University of Osaka achieves battery-free EEG transmission powered by human body heat at Expo 2025

University of Osaka researchers demonstrate a wireless EEG system that harvests energy from body heat, operating reliably even in 32°C outdoor heat.

By: AXL Media

Published: Apr 28, 2026, 9:33 AM EDT

Source: Information for this report was sourced from EurekAlert!

Engineering a Sustainable Shift Toward Maintenance Free Health Monitoring

Researchers at the University of Osaka have achieved a significant milestone in wearable technology by developing a wireless EEG transmission system that requires no external batteries. By utilizing thermoelectric energy harvesting, the device captures the subtle temperature difference between human skin and the surrounding air to power its internal circuitry. This innovation addresses a primary hurdle in long term medical observation, where the power demands of continuous sensing often lead to heavy battery packs and frequent maintenance schedules that disrupt patient care.

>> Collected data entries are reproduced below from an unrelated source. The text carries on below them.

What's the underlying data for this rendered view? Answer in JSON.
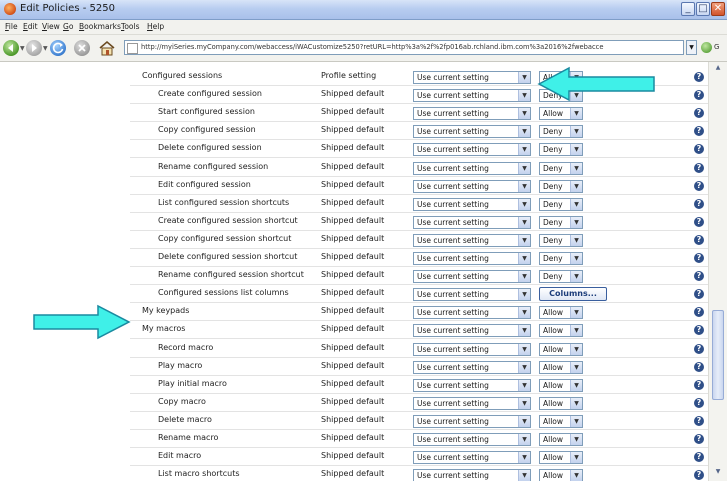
{
  "window": {
    "title": "Edit Policies - 5250"
  },
  "menu": [
    "File",
    "Edit",
    "View",
    "Go",
    "Bookmarks",
    "Tools",
    "Help"
  ],
  "address": {
    "url": "http://myiSeries.myCompany.com/webaccess/iWACustomize5250?retURL=http%3a%2f%2fp016ab.rchland.ibm.com%3a2016%2fwebacce",
    "go_label": "G"
  },
  "rows": [
    {
      "name": "Configured sessions",
      "indent": 0,
      "profile": "Profile setting",
      "setting": "Use current setting",
      "perm": "Allow"
    },
    {
      "name": "Create configured session",
      "indent": 1,
      "profile": "Shipped default",
      "setting": "Use current setting",
      "perm": "Deny"
    },
    {
      "name": "Start configured session",
      "indent": 1,
      "profile": "Shipped default",
      "setting": "Use current setting",
      "perm": "Allow"
    },
    {
      "name": "Copy configured session",
      "indent": 1,
      "profile": "Shipped default",
      "setting": "Use current setting",
      "perm": "Deny"
    },
    {
      "name": "Delete configured session",
      "indent": 1,
      "profile": "Shipped default",
      "setting": "Use current setting",
      "perm": "Deny"
    },
    {
      "name": "Rename configured session",
      "indent": 1,
      "profile": "Shipped default",
      "setting": "Use current setting",
      "perm": "Deny"
    },
    {
      "name": "Edit configured session",
      "indent": 1,
      "profile": "Shipped default",
      "setting": "Use current setting",
      "perm": "Deny"
    },
    {
      "name": "List configured session shortcuts",
      "indent": 1,
      "profile": "Shipped default",
      "setting": "Use current setting",
      "perm": "Deny"
    },
    {
      "name": "Create configured session shortcut",
      "indent": 1,
      "profile": "Shipped default",
      "setting": "Use current setting",
      "perm": "Deny"
    },
    {
      "name": "Copy configured session shortcut",
      "indent": 1,
      "profile": "Shipped default",
      "setting": "Use current setting",
      "perm": "Deny"
    },
    {
      "name": "Delete configured session shortcut",
      "indent": 1,
      "profile": "Shipped default",
      "setting": "Use current setting",
      "perm": "Deny"
    },
    {
      "name": "Rename configured session shortcut",
      "indent": 1,
      "profile": "Shipped default",
      "setting": "Use current setting",
      "perm": "Deny"
    },
    {
      "name": "Configured sessions list columns",
      "indent": 1,
      "profile": "Shipped default",
      "setting": "Use current setting",
      "button": "Columns..."
    },
    {
      "name": "My keypads",
      "indent": 0,
      "profile": "Shipped default",
      "setting": "Use current setting",
      "perm": "Allow"
    },
    {
      "name": "My macros",
      "indent": 0,
      "profile": "Shipped default",
      "setting": "Use current setting",
      "perm": "Allow"
    },
    {
      "name": "Record macro",
      "indent": 1,
      "profile": "Shipped default",
      "setting": "Use current setting",
      "perm": "Allow"
    },
    {
      "name": "Play macro",
      "indent": 1,
      "profile": "Shipped default",
      "setting": "Use current setting",
      "perm": "Allow"
    },
    {
      "name": "Play initial macro",
      "indent": 1,
      "profile": "Shipped default",
      "setting": "Use current setting",
      "perm": "Allow"
    },
    {
      "name": "Copy macro",
      "indent": 1,
      "profile": "Shipped default",
      "setting": "Use current setting",
      "perm": "Allow"
    },
    {
      "name": "Delete macro",
      "indent": 1,
      "profile": "Shipped default",
      "setting": "Use current setting",
      "perm": "Allow"
    },
    {
      "name": "Rename macro",
      "indent": 1,
      "profile": "Shipped default",
      "setting": "Use current setting",
      "perm": "Allow"
    },
    {
      "name": "Edit macro",
      "indent": 1,
      "profile": "Shipped default",
      "setting": "Use current setting",
      "perm": "Allow"
    },
    {
      "name": "List macro shortcuts",
      "indent": 1,
      "profile": "Shipped default",
      "setting": "Use current setting",
      "perm": "Allow"
    }
  ],
  "annotations": [
    {
      "name": "callout-arrow-left",
      "points_at": "Configured sessions"
    },
    {
      "name": "callout-arrow-right",
      "points_at": "My keypads"
    }
  ],
  "colors": {
    "arrow_fill": "#3ff0e8",
    "arrow_stroke": "#1a8aa0",
    "help_icon": "#2f4f88"
  }
}
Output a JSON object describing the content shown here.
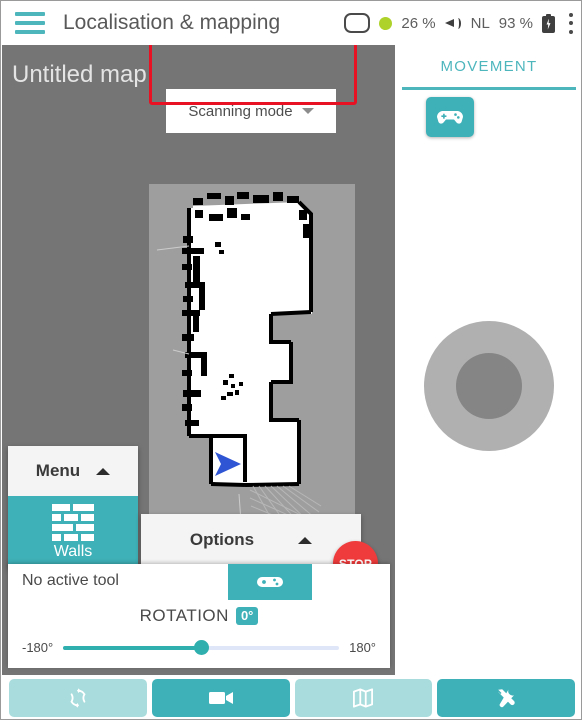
{
  "topbar": {
    "menu_icon": "hamburger-icon",
    "title": "Localisation & mapping",
    "status": {
      "screen_icon": "screen-icon",
      "connection_dot": "green-status-dot",
      "cpu_percent": "26 %",
      "volume_icon": "speaker-icon",
      "language": "NL",
      "battery_percent": "93 %",
      "battery_icon": "battery-charging-icon",
      "overflow_icon": "kebab-menu-icon"
    },
    "colors": {
      "accent_teal": "#4db6bd",
      "green": "#aed229",
      "text": "#595959"
    }
  },
  "stage": {
    "map_title": "Untitled map",
    "mode_select": {
      "label": "Scanning mode",
      "caret_icon": "chevron-down-icon",
      "highlight_color": "#e81123"
    },
    "background_color": "#757575",
    "map": {
      "name": "occupancy-grid-map",
      "free_color": "#ffffff",
      "occupied_color": "#000000",
      "unknown_color": "#9e9e9e",
      "robot_marker": "blue-arrow-robot-pose",
      "robot_color": "#2f55d4"
    }
  },
  "menu_panel": {
    "header_label": "Menu",
    "header_caret_icon": "chevron-up-icon",
    "tools": [
      {
        "label": "Walls",
        "icon": "brick-wall-icon",
        "active": true
      }
    ]
  },
  "options_panel": {
    "label": "Options",
    "caret_icon": "chevron-up-icon"
  },
  "stop_button": {
    "label": "STOP",
    "color": "#ef3b3b"
  },
  "tool_panel": {
    "active_tool_label": "No active tool",
    "gamepad_tab_icon": "gamepad-icon",
    "rotation": {
      "label": "ROTATION",
      "value": "0°",
      "min_label": "-180°",
      "max_label": "180°",
      "min": -180,
      "max": 180,
      "current": 0,
      "fill_color": "#2fb0ae",
      "track_color": "#dfe6f7"
    }
  },
  "right_panel": {
    "tab_label": "MOVEMENT",
    "tab_color": "#4db6bd",
    "gamepad_button_icon": "gamepad-icon",
    "joystick": {
      "name": "virtual-joystick",
      "outer_color": "#b0b0b0",
      "knob_color": "#858585"
    }
  },
  "bottom_nav": {
    "items": [
      {
        "icon": "sync-icon",
        "state": "inactive"
      },
      {
        "icon": "video-camera-icon",
        "state": "active"
      },
      {
        "icon": "map-icon",
        "state": "inactive"
      },
      {
        "icon": "tools-icon",
        "state": "active"
      }
    ],
    "active_color": "#3eb0b7",
    "inactive_color": "#a9dcdc"
  }
}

Overcoming Thermal Equilibrium Challenges in High Temperature Environments

The efficiency of energy harvesting typically drops as the external environment nears the temperature of the human body, a major obstacle for heat based power sources. However, the team demonstrated their system’s resilience during a live trial at Expo 2025 in Osaka, where the device continued to transmit data in ambient temperatures exceeding 32°C. According to lead author Daisuke Kanemoto, the system remains reliable even when the thermal gap is only a few degrees, proving that such technologies are viable for real world applications beyond the stable conditions of a laboratory.

Data Reconstruction Strategies to Minimize Device Energy Consumption

To achieve such low power operation, the researchers implemented a specialized system architecture that prioritizes data efficiency over raw transmission volume. By randomly undersampling the EEG signals, the wearable hardware significantly reduces the amount of information it must process and send wirelessly. A sophisticated algorithm on the receiver side then reconstructs the original, complex brainwave signals with high accuracy, ensuring that the reduction in power does not result in a loss of medical data integrity.